How To Replace A Raid Drive With Mdadm

Home » CentOS » How To Replace A Raid Drive With Mdadm
CentOS 3 Comments

Hi all

If we loose a drive in a raid 10 array (mdadm software raid) what are the steps needed to correctly do the following:
– identify which physical drive it is
– replace the drive
– add the new drive to the array and force it to re-sync

Thanks in advance

3 thoughts on - How To Replace A Raid Drive With Mdadm

  • This is controller dependent. Some support blinking the drive light to identify it, others do not. If yours does not you need to jury-rig something (e.g., either physically label the drive slot/drive, or send some dummy data to the drive to get it to blink).

    The md part is easy. If md hasn’t failed the drive already, then you need to do that first:

    mdadm /dev/mdN –fail /dev/sdXX

    Then remove it from the array:

    mdadm /dev/mdN –remove /dev/sdXX

    The physical part is, again, hardware dependent.

    Again, physical part hardware dependent. Once the kernel knows about your new drive, this should work (partition the drive if needed beforehand):

    mdadm /dev/mdN –add /dev/sdYY

    There may be extra parameters for replacing a failed RAID10 drive, but I
    suspect that md already knows the needed parameters, so just adding the drive should kick off a rebuild of the failed member.

  • This can also be inverted especially if you cannot send data to the drive anymore because it dies completely: Create lots of disk i/o with a command like “grep -nri test /usr” and all drives except the broken one should show activity.
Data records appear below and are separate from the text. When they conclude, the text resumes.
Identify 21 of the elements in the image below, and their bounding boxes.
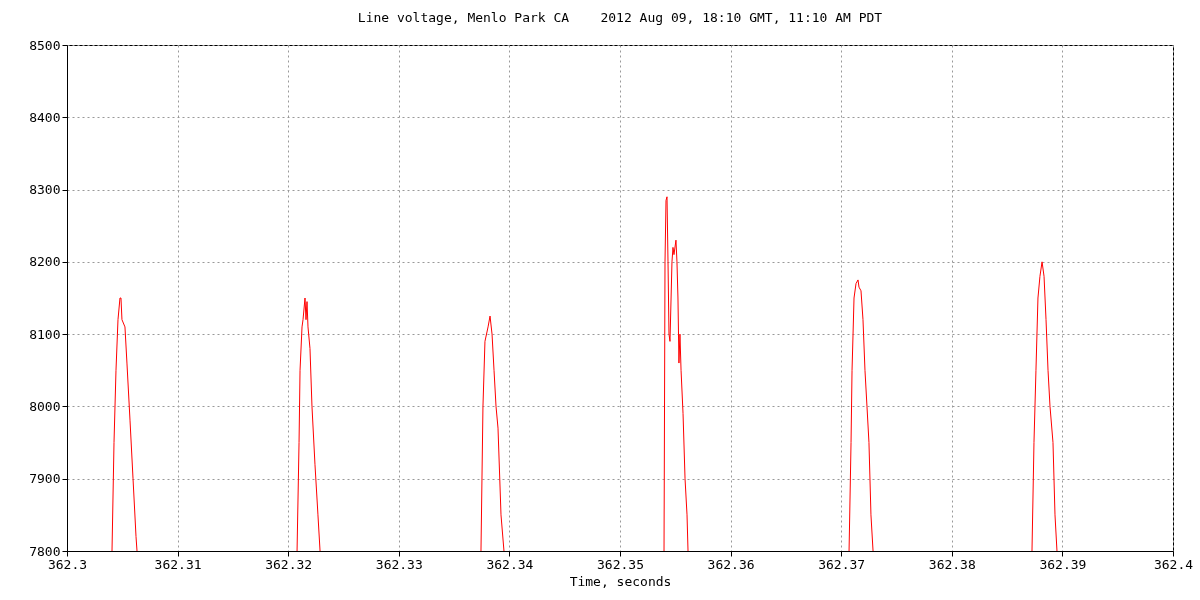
- x-tick-label: 362.32: [265, 556, 313, 572]
- x-tick-label: 362.39: [1039, 556, 1087, 572]
- y-tick-label: 8000: [29, 398, 61, 414]
- x-tick-label: 362.36: [707, 556, 755, 572]
- x-tick-label: 362.34: [486, 556, 534, 572]
- x-axis-title: Time, seconds: [569, 573, 672, 589]
- y-tick-label: 8400: [29, 109, 61, 125]
- chart-title: Line voltage, Menlo Park CA 2012 Aug 09, 18:10 GMT, 11:10 AM PDT: [357, 10, 883, 25]
- x-tick-label: 362.38: [928, 556, 976, 572]
- y-tick-label: 7800: [29, 543, 61, 559]
- x-tick-label: 362.3: [47, 556, 88, 572]
- x-tick-label: 362.35: [597, 556, 644, 572]
- x-tick-label: 362.37: [818, 556, 866, 572]
- y-tick-label: 8500: [29, 37, 61, 53]
- y-tick-label: 8200: [29, 254, 61, 270]
- y-tick-label: 8300: [29, 182, 61, 198]
- x-tick-label: 362.31: [154, 556, 202, 572]
- y-tick-label: 7900: [29, 471, 61, 487]
- x-tick-label: 362.4: [1153, 556, 1194, 572]
- y-tick-label: 8100: [29, 326, 61, 342]
- x-tick-label: 362.33: [375, 556, 423, 572]
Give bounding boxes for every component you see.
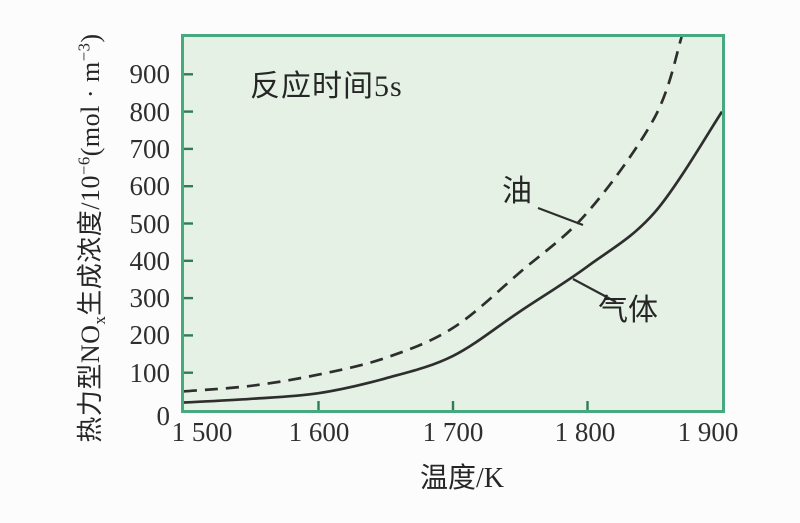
leader-line-gas [572,278,617,303]
x-tick-label: 1 800 [554,417,616,447]
x-tick-label: 1 700 [422,417,484,447]
curve-oil [184,37,683,393]
plot-area: 反应时间5s 油 气体 [181,34,725,413]
y-axis-title-unit: (mol · m [75,61,105,157]
leader-line-oil [537,206,584,227]
curve-label-gas: 气体 [598,294,658,327]
y-tick-label: 300 [129,283,171,314]
y-axis-title: 热力型NOx生成浓度/10−6(mol · m−3) [70,33,110,442]
curve-gas [184,110,722,404]
y-axis-title-unit-close: ) [75,33,105,43]
chart-svg [184,37,722,410]
y-tick-label: 800 [129,96,171,127]
y-axis-title-text: 热力型NO [75,324,105,443]
y-tick-label: 400 [129,245,171,276]
y-axis-title-exp-6: −6 [74,156,94,175]
y-tick-label: 500 [129,208,171,239]
y-tick-label: 0 [156,401,171,431]
y-axis-title-mid: 生成浓度/10 [75,174,105,316]
y-tick-label: 700 [129,133,171,164]
y-tick-label: 900 [129,59,171,90]
y-axis-title-sub-x: x [90,315,110,325]
x-tick-label: 1 500 [171,417,233,447]
x-axis-title: 温度/K [419,463,505,494]
y-tick-label: 200 [129,320,171,351]
y-tick-label: 100 [129,357,171,388]
reaction-time-annotation: 反应时间5s [250,70,403,103]
x-tick-label: 1 900 [677,417,739,447]
curve-label-oil: 油 [502,175,532,208]
y-axis-title-exp-3: −3 [74,42,94,62]
x-tick-label: 1 600 [288,417,350,447]
y-tick-label: 600 [129,171,171,202]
    Another way is to write down the serial numbers of the disks, the slots you put the disks in and then use hdparm -I /dev/sdX to find which device shows which serial number. That way once sdX dies you can check the list to find which slot the disk for the failed device was put in.

    Regards,
    Dennis

  • That’s certainly a good idea. If you have multiple arrays you’d need to send that IO to each array at mostly the same time, but with only one array it’s less difficult. I think the most challenging scenario would be if the array has multiple spares–if the array rebuilds before you can look at it, then you have to generate IO on the array and on the drive(s) that are still spares.

    If you have no active spares (either you started with none, or you had one and it’s been used to replace the dead drive), one way to make IO
    is to start a check of the md array (e.g., echo check > /sys/block/mdN/md/sync_action ). The drive that doesn’t blink is the dead one.

    Physical labelling in this way (or some other way) is still the best solution, as long as you keep the list up to date (and don’t screw up the list, of course). But it’s definitely good to have multiple methods in your toolbox–for example, you might try the IO trick, then cross-check it against your physical labels. Better to take some extra time verifying which drive is dead than to pull the wrong one!

    –keith